# Source / Discovery Tracking Schema

**Purpose**: record *where each source was discovered* (which account / surface), so high-yield curators are identified and can be revisited deliberately.
**Optional by design**: the `discovery:` block is OPTIONAL. Its absence is normal and never an error (see §0).

Tooling: `aiwg corpus discovery-log` (record), `aiwg corpus curator-init` (scaffold PROF-S), `aiwg corpus curator-status` (yield + orphans). Read views: `by-source`, `by-curator` (rendered by `aiwg index build`).

---

## 0. Optionality & exemptions (read first)

Discovery metadata is best-effort signal, not a required field. Three cases where it is legitimately absent — none are gaps, none are flagged by audits:

| Case | State | Treatment |
|------|-------|-----------|
| **Legacy refs** (inducted before source-tracking adoption) | no `discovery:` block | Normal. Not backfilled. Audits ignore. |
| **Operator-direct** (you brought the paper/source directly) | `surface: direct`, `curator-id: null` (or block omitted) | First-class, curator-less. Never an orphan. |
| **Curator unknown** (found via search/feed with no clear account) | `surface: x-search`/`x-foryou`/…, `curator-id: null` | Surface recorded, curator left null. Fine. |

Only set a `curator-id` when a source genuinely came through a named, repeatable curator worth returning to.
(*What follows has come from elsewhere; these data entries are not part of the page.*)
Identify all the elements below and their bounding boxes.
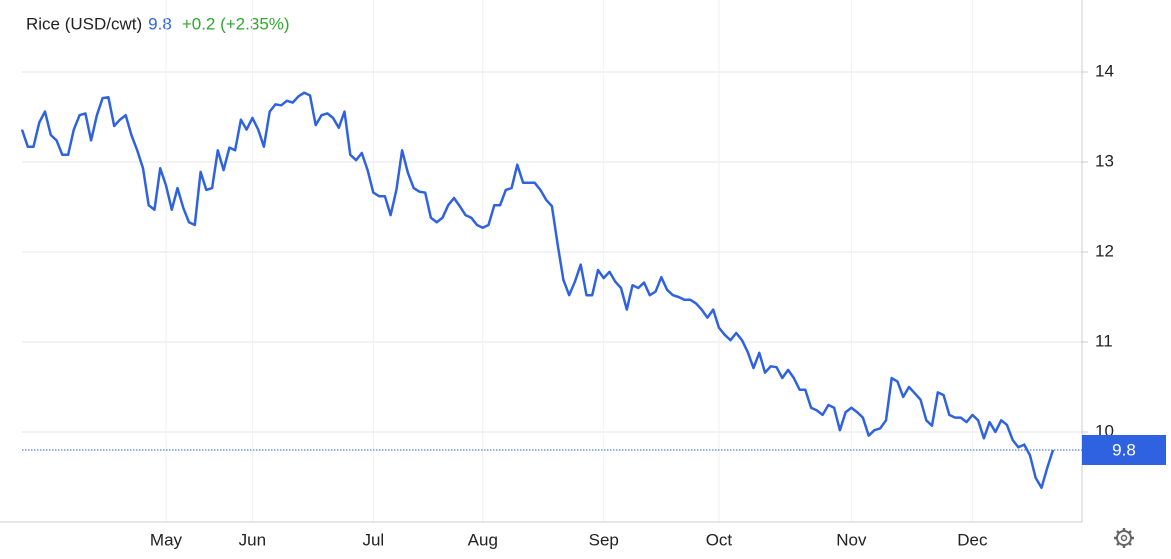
chart-title: Rice (USD/cwt) <box>26 14 142 33</box>
price-line <box>20 91 1055 490</box>
x-tick-label: May <box>150 530 183 549</box>
y-tick-label: 11 <box>1095 331 1113 350</box>
gear-hub <box>1120 534 1128 542</box>
x-tick-label: Dec <box>957 530 988 549</box>
x-tick-label: Jun <box>239 530 266 549</box>
x-tick-label: Jul <box>362 530 384 549</box>
x-tick-label: Aug <box>468 530 498 549</box>
y-tick-label: 13 <box>1095 151 1114 170</box>
y-tick-label: 14 <box>1095 61 1114 80</box>
x-tick-label: Sep <box>589 530 619 549</box>
header-change: +0.2 (+2.35%) <box>182 14 290 33</box>
gear-teeth <box>1114 528 1134 548</box>
x-tick-label: Oct <box>706 530 733 549</box>
y-tick-label: 12 <box>1095 241 1114 260</box>
settings-icon[interactable] <box>1114 528 1134 548</box>
last-price-label: 9.8 <box>1112 440 1136 459</box>
x-tick-label: Nov <box>836 530 867 549</box>
last-price-box <box>1082 435 1166 465</box>
header-price: 9.8 <box>148 14 172 33</box>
When in doubt, record the `surface` and leave `curator-id` null.

---

## 1. Per-paper: `discovery:` block (citation sidecar)

Added to `documentation/citations/REF-XXX-citations.md` frontmatter:

```yaml
discovery:
  date: 2026-05-25                 # when the source was first surfaced
  surface: x-account               # controlled vocab — see below
  via: "x.com/@askalphaxiv"        # human-readable origin (account/URL/feed)
  curator-id: PROF-S-askalphaxiv   # link to curator profile; null if no curator
  harvest-batch: 2026-05-25-morning # optional: groups a harvesting session
  harvested-by: claude-opus-4-7    # agent/human that performed the harvest
```

All fields except `date` and `surface` are optional.

### `surface` controlled vocabulary

| Value | Meaning |
|-------|---------|
| `x-account` | A specific X account's timeline (curator) |
| `x-search` | X search results (query-driven, often no curator) |
| `x-bookmarks` | Operator's own X bookmarks |
| `x-foryou` | X "For You" algorithmic feed |
| `x-following` | X "Following" feed |
| `rss` | RSS/Atom feed |
| `newsletter` | Email newsletter / digest |
| `web` | Direct web browsing / blog |
| `referral` | Cited by / linked from another corpus paper |
| `direct` | Operator supplied directly (no discovery surface) |

> Distinct from radar `sources-searched` (surfaces queried *during a freshness refresh*): `discovery` records the surface a paper was *originally found through*. They are orthogonal.

---

## 2. Curator: `PROF-S-` source profile

A `source` value in the entity-profile `type` enum, stored in `documentation/profiles/sources/PROF-S-{slug}.md` (see the `source-profile` template).

- **slug** = handle lowercased, leading punctuation stripped, `_`→`-` (`@_akhaliq` → `PROF-S-akhaliq`).
- **`corpus-refs`** = inducted REFs discovered via this curator (NOT candidates).
- **`signal-quality`** = curator signal density (A = paper-per-post, high relevance; … D = low), graded A–D.
- **`revisit-cadence`** = `daily | weekly | biweekly | monthly | on-demand`.

"Good accounts to return to" = PROF-S ranked by **return-to score** (inducted-ref count × avg surfaced-paper GRADE) — see `aiwg corpus curator-status`.

---

## 3. Bidirectionality + orphan rule

When a paper is inducted with `discovery.curator-id: PROF-S-x`:
1. Add the REF to `PROF-S-x` frontmatter `corpus-refs:` and its §2 "Sources Surfaced" table.
2. The sidecar's `discovery.curator-id` IS the backlink (no separate REF-doc edit).
3. Recompute the curator's yield stats.

A PROF-S referenced by a sidecar's `discovery.curator-id` but missing that REF in its `corpus-refs` is a **curator orphan** — flagged by `curator-status` (and `research-lint`). **The check fires only when `curator-id` is set**; a missing/`null`/`direct` discovery block is never an orphan (it is simply outside the discovery graph).

---

## 4. Candidate (pre-induction) curator records

Curator profiles may be seeded before their surfaced papers are inducted:
- `corpus-refs: []` (empty until induction)
- record observed candidate yield under §2 "Candidate Sources Surfaced (not yet inducted)".
- As candidates induct, move them into `corpus-refs` + the "Sources Surfaced" table.